Na versão americana de "Vanilla Sky" o protagonista e seu psiquiatra, no subconsciente do primeiro, sobem por um elevador que parece que não vai parar nunca. Sobem como se estivessem na Torre de Babel que foi concluída, num prédio que projeta sua sombra sobre a curvatura da terra, como um ponteiro imenso de relógio à passagem do sol. Quando finalmente chegam, olham o horizonte com o vento na cara: é a hora da verdade.
Se cenas assim são marcantes no cinema, imaginem na vida. O cinema consegue tratar da coisa de uma maneira mais poética e fotográfica, como nesse filme. Mas mesmo um simples camponês, nos confins da Moldávia, escuta do seu destino aquela pergunta: "trouxeste a chave?". Podia ser engraçado imaginar o camponês respondendo ao destino que não tinha chave nenhuma e pensar no que resonderia de volta o destino, mas digamos que não ter a chave significa exatamente não saber o que fazer com a própria vida. Encarando a coisa ainda sob essa metáfora, seria como se o destino se desincumbisse da tarefa de existir pelo camponês. Com a pergunta sobre a chave, na verdade, lança um terrível "agora é contigo, meu amigo supersticioso". Se o camponês não quisesse aceitar, o destino daria de ombros, se fosse um bom gozador ainda desejaria um bom proveito, com aquele risinho de absoluta auto-confiança. Mas deixemos essa metáfora, já que não sou profeta oriental e nem autor de literatura barata pra enveredar por aí. A crise no peito fala mais diretamente, rompe com o seu universal e rude: trouxeste a chave?
Essa mesma chave abre alguns portões relevantes, o que eu pessoalmente mais prezo é do do mundo das palavras, onde estão todos os poemas que esperam ser escritos, segundo a "Procura da Poesia" de Carlos Drummond. A mesma decisão é que molda os poemas.
Não há vida mais heróica e ao mesmo tempo mais miserável do que a de um poeta de vocação, um verdadeiro poeta, como considero Camões, Bocage, Baudelaire, Verlaine, Rimbaud, William Blake, Florbela Espanca, Castro Alves e Vinicius de Moraes, gente que tinha algo apenas parecido com sangue nas veias, mas que não era sangue, gente que tinha algo como músculos, pele e ossos, mas também não era exatamente isso: eram poetas e tinham os bolsos cheios de chaves.
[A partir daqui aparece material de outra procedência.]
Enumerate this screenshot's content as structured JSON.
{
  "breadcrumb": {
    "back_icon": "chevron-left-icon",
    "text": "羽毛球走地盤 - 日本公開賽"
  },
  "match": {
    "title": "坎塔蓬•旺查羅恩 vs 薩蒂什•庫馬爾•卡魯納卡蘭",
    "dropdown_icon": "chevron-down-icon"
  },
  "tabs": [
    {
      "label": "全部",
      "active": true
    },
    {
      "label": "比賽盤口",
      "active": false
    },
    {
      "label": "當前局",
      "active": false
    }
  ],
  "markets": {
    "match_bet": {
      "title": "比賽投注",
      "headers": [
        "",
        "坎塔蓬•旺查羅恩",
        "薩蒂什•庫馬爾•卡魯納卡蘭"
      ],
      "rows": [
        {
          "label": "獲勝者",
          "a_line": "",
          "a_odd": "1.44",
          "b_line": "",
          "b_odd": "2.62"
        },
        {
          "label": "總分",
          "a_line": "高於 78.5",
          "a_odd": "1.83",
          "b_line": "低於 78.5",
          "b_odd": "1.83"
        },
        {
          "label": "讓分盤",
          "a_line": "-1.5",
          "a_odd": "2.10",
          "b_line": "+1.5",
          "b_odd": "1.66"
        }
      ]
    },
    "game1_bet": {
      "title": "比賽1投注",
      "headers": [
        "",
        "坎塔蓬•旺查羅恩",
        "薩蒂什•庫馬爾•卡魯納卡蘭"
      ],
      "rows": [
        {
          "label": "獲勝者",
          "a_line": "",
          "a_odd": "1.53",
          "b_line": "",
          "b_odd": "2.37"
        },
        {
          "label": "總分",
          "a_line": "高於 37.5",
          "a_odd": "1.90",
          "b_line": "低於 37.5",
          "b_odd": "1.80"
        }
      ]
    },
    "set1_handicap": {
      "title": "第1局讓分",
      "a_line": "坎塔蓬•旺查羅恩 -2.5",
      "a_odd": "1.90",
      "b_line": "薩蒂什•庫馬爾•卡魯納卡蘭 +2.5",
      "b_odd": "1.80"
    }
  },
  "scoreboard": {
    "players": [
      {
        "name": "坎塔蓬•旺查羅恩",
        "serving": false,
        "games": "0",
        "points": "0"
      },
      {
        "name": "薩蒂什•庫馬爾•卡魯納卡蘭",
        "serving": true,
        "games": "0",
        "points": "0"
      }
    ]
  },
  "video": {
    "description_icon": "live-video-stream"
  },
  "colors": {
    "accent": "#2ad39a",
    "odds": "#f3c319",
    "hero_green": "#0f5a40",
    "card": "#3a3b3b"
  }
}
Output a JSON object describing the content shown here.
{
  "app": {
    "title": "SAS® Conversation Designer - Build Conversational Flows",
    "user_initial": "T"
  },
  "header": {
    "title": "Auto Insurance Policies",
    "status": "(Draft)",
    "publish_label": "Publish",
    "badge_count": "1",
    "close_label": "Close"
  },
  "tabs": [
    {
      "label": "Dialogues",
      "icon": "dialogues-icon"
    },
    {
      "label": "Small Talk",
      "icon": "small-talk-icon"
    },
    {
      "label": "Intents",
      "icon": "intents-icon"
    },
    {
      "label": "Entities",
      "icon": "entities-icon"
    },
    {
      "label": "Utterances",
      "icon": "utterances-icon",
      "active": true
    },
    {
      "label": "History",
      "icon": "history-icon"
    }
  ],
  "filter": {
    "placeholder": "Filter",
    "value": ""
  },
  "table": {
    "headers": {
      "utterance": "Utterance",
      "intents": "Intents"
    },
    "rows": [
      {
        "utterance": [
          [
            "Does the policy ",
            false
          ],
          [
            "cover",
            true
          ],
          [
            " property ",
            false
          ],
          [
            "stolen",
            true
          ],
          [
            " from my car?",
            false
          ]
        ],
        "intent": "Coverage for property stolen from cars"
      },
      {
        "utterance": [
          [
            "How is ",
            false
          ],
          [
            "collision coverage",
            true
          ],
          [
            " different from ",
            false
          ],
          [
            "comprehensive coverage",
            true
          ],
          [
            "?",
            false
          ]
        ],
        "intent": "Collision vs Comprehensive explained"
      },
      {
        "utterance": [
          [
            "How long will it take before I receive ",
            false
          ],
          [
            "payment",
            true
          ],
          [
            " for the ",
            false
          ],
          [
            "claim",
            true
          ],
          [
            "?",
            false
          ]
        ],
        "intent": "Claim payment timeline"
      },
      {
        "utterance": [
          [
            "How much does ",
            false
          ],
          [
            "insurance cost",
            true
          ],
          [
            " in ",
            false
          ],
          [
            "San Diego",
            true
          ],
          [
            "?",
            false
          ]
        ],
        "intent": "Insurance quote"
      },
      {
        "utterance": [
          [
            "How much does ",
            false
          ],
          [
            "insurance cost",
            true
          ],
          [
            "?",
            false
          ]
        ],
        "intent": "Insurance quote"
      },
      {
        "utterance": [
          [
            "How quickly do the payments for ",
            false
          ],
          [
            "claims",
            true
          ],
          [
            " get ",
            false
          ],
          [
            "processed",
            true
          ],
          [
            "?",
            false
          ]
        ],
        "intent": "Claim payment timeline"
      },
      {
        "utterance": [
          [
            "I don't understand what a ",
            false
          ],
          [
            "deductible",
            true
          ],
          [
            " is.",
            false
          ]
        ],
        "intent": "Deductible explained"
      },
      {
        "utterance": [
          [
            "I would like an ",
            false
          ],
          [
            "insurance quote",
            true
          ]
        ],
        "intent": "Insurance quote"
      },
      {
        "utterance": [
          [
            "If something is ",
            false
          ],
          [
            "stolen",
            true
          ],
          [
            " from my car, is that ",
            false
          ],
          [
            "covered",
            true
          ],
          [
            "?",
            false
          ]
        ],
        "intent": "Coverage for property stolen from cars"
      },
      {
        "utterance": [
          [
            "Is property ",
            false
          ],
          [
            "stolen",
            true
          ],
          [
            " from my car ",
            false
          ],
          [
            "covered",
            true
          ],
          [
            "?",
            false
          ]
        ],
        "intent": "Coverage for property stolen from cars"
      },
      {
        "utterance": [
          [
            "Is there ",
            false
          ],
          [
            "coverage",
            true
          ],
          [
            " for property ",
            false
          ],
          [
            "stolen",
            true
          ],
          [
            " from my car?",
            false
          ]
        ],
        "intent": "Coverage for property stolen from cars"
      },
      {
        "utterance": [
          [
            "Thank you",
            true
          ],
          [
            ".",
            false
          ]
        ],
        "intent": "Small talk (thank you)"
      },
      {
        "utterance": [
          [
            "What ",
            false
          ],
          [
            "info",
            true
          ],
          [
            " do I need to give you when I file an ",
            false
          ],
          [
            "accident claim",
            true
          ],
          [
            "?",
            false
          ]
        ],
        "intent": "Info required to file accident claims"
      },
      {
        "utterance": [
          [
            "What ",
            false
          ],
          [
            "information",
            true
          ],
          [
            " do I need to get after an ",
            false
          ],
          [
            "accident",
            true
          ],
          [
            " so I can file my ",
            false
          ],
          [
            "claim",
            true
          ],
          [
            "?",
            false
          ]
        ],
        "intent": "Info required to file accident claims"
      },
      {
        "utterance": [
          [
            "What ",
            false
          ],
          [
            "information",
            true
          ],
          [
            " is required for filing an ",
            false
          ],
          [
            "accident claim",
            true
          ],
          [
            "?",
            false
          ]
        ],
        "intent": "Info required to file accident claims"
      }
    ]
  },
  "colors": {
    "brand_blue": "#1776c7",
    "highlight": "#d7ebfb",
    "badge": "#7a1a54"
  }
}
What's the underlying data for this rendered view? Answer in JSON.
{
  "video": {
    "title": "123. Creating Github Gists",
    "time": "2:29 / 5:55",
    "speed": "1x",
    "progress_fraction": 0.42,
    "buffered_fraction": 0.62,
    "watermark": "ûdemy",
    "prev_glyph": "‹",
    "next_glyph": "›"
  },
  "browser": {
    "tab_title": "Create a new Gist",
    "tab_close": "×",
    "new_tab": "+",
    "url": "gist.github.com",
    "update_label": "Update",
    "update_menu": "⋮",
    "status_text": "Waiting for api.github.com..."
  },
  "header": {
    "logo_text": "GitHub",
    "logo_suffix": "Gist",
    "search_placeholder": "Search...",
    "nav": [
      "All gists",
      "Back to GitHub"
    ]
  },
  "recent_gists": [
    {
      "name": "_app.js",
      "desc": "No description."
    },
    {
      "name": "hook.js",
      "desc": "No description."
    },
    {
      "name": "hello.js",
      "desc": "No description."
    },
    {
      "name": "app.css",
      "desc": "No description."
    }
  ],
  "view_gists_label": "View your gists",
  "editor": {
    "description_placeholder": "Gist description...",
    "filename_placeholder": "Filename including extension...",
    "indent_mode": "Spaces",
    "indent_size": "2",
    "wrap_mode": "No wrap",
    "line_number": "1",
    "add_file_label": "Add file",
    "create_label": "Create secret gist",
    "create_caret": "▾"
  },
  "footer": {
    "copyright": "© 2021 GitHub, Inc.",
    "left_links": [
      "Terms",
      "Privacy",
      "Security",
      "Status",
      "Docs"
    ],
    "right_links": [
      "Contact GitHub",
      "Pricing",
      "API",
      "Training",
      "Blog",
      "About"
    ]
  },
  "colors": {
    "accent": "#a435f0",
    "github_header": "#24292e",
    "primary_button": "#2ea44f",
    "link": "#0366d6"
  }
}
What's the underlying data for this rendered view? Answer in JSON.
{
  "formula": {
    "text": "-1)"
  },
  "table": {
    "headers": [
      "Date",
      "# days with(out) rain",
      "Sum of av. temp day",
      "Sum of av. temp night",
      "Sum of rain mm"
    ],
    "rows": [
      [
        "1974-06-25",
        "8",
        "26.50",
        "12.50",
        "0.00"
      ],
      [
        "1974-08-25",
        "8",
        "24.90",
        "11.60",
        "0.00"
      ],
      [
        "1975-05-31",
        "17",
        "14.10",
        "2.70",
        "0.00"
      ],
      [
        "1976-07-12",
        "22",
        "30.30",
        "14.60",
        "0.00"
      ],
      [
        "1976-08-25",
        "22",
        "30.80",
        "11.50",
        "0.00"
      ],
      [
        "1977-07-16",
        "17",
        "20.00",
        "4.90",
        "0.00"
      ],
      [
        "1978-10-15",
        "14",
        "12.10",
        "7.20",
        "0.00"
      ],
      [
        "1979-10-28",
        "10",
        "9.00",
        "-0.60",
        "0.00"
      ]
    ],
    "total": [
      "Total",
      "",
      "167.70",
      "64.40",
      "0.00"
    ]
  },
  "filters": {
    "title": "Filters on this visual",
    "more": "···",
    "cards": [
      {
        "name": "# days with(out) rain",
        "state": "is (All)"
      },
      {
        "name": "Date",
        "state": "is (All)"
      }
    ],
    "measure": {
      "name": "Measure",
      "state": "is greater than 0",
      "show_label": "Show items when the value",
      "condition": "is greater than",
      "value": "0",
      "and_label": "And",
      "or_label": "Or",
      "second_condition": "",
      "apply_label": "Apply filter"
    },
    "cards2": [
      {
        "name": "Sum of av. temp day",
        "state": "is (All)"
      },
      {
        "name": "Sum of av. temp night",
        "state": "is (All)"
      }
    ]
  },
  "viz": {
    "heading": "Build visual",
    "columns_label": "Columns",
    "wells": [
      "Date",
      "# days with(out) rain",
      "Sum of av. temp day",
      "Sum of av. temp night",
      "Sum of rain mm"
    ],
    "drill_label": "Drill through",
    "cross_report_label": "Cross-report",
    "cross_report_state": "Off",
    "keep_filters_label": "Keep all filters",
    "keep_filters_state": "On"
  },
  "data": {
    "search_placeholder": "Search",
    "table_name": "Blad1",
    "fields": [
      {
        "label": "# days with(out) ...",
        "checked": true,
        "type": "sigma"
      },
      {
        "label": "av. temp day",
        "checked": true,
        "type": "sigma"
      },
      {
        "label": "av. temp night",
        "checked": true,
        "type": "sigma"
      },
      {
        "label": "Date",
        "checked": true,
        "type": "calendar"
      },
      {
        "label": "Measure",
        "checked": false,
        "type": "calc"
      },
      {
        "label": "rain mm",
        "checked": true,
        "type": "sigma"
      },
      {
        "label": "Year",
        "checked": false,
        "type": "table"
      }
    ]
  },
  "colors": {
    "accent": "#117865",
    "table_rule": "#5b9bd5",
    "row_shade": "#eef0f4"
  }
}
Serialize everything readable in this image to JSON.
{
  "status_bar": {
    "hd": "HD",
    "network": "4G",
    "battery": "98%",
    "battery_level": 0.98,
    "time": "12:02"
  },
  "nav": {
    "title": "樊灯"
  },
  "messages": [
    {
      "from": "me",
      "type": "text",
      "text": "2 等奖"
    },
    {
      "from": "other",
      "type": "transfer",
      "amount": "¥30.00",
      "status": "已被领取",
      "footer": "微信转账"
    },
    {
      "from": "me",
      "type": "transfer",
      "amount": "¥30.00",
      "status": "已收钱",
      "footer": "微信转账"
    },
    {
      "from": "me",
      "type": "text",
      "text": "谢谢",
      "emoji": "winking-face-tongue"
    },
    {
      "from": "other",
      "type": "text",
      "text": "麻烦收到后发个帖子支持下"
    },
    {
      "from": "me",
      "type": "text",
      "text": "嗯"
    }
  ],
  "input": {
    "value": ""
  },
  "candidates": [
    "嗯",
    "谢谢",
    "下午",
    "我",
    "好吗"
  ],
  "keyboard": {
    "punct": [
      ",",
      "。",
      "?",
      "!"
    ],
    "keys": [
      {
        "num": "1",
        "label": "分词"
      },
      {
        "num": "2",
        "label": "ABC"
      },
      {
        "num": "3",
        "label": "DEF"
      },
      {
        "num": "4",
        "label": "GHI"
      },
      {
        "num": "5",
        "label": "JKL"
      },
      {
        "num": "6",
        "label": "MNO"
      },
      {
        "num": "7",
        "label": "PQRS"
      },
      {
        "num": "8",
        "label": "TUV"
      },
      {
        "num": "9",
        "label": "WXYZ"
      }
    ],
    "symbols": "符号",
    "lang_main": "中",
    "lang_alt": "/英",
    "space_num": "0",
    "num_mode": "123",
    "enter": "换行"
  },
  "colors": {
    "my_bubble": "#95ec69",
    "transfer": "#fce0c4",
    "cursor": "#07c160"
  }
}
Ler esses poetas é como tentar roubar suas chaves. Mais de uma vez sonhei com alguns deles tentando me ensinar alguma coisa tola de se fazer, como segurar um copo de cerveja, costurar uma camisa rasgada por faca, tocar a superfície quieta da água sem perturbá-la e mesmo coisas fantásticas, como domar búfalos e conduzir um exército em guerra. Acho que com tudo isso diziam em código: "aí estão as tuas chaves! Pega e vai ter com teus poemas." Há uma grande verdade nisso, pois para haver algo que mereça o nome de poesia, há que se encarar o mundo e as coisas do mundo com alguma coragem e tirar delas, ainda assim, a sua sutileza, o seu histórico de paixão e contrariedades, para só então materializar a perturbadora presença do poema reclamão, doido para ir ao papel. Aí então é preciso força, pois não há poesia sem habilidade para despregar do sono imemorial as palavras, sem sensibilidade para juntar os músculos dos braços num empenho de desafogar o verso preso ao limbo, ao inconsciente, ao desejo inadmitido. Os portões do despertar têm sua chave de ouro. Sem chaves, não há poesia.